Клим поправил перчатки, прислушиваясь не к крикам, а к дыханию соперника. Сбивчиво. Слишком громко. Значит, ещё одно движение — и всё.

«Плохой выбор, дружок. Лезть в драку ради денег, не умея считать».

Он шагнул вперёд — легко, почти лениво — и ударил ровно туда, где уже поднимался синяк. Голова дёрнулась, колени сложились. Толпа рванулась ближе, кто-то завопил.​

— Всё, хватит! — организатор встал между ними, поднимая руки. — Нокаут. Ставки у стола.

Клим молча отступил. Внутри не было ни восторга, ни жалости — только холодный щелчок: ещё одна партия, где все ходы просчитаны заранее.

Парень лежал на мате, морщась. Клим наклонился, ухватил его за предплечье и рывком поставил на ноги:

— В следующий раз не лезь туда, где думают быстрее тебя. Или хотя бы не ставь на это свои зубы.

Тот пробормотал что-то, не поднимая глаз.

Алекс и Макс протискивались к столу, где шуршали купюры и мигали экраны телефонов. Кто-то спорил о коэффициентах.

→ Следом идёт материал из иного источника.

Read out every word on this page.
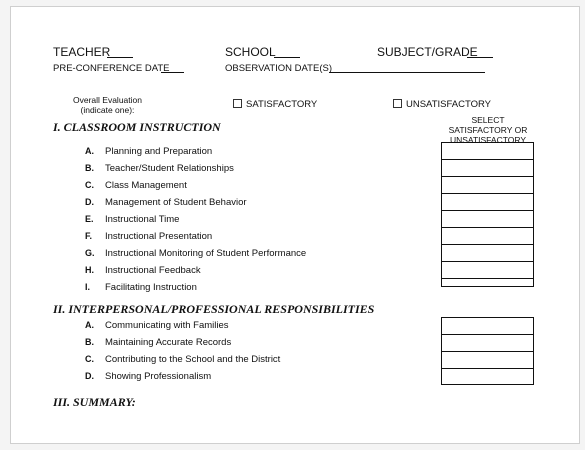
TEACHER	SCHOOL	SUBJECT/GRADE
PRE-CONFERENCE DATE	OBSERVATION DATE(S)
Overall Evaluation
(indicate one):	SATISFACTORY	UNSATISFACTORY
SELECT
SATISFACTORY OR
UNSATISFACTORY
I. CLASSROOM INSTRUCTION
A. Planning and Preparation
B. Teacher/Student Relationships
C. Class Management
D. Management of Student Behavior
E. Instructional Time
F. Instructional Presentation
G. Instructional Monitoring of Student Performance
H. Instructional Feedback
I. Facilitating Instruction
II. INTERPERSONAL/PROFESSIONAL RESPONSIBILITIES
A. Communicating with Families
B. Maintaining Accurate Records
C. Contributing to the School and the District
D. Showing Professionalism
III. SUMMARY:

— Три к одному на аутсайдера, — присвистнул Макс, считая пачку. — Спасибо всем, кто верит в чудо, а не в математику.

Он сунул деньги Климу, но тот даже не взглянул — просто убрал пачку в карман, как мелочь после чаевых.​

Адреналин шумел в ушах, кожа на костяшках саднила тёплой болью. Для остальных бой был кульминацией, для него — разминкой. Толпа переключалась на следующую пару, предлагая ставки и кровь.

Клим провёл взглядом по подвалу: жёлтый свет, потные стены, лица, которые завтра смешаются в серую массу. Слишком предсказуемо.

«Здесь они платят за то, что я думаю за них. На трассе каждый сам отвечает за ошибки».

Он кивнул Алексу на выход:

— Забрали — и пошли. Здесь игра закончилась. На сегодня с глупостью разобрались.

— Как скажешь, стратег, — фыркнул тот. — Переносим шоу на свежий воздух.​

Голос из глубины крикнул:

— Кто на колечко выезжает — через полчаса сбор! Ставки те же, скорость вместо крови!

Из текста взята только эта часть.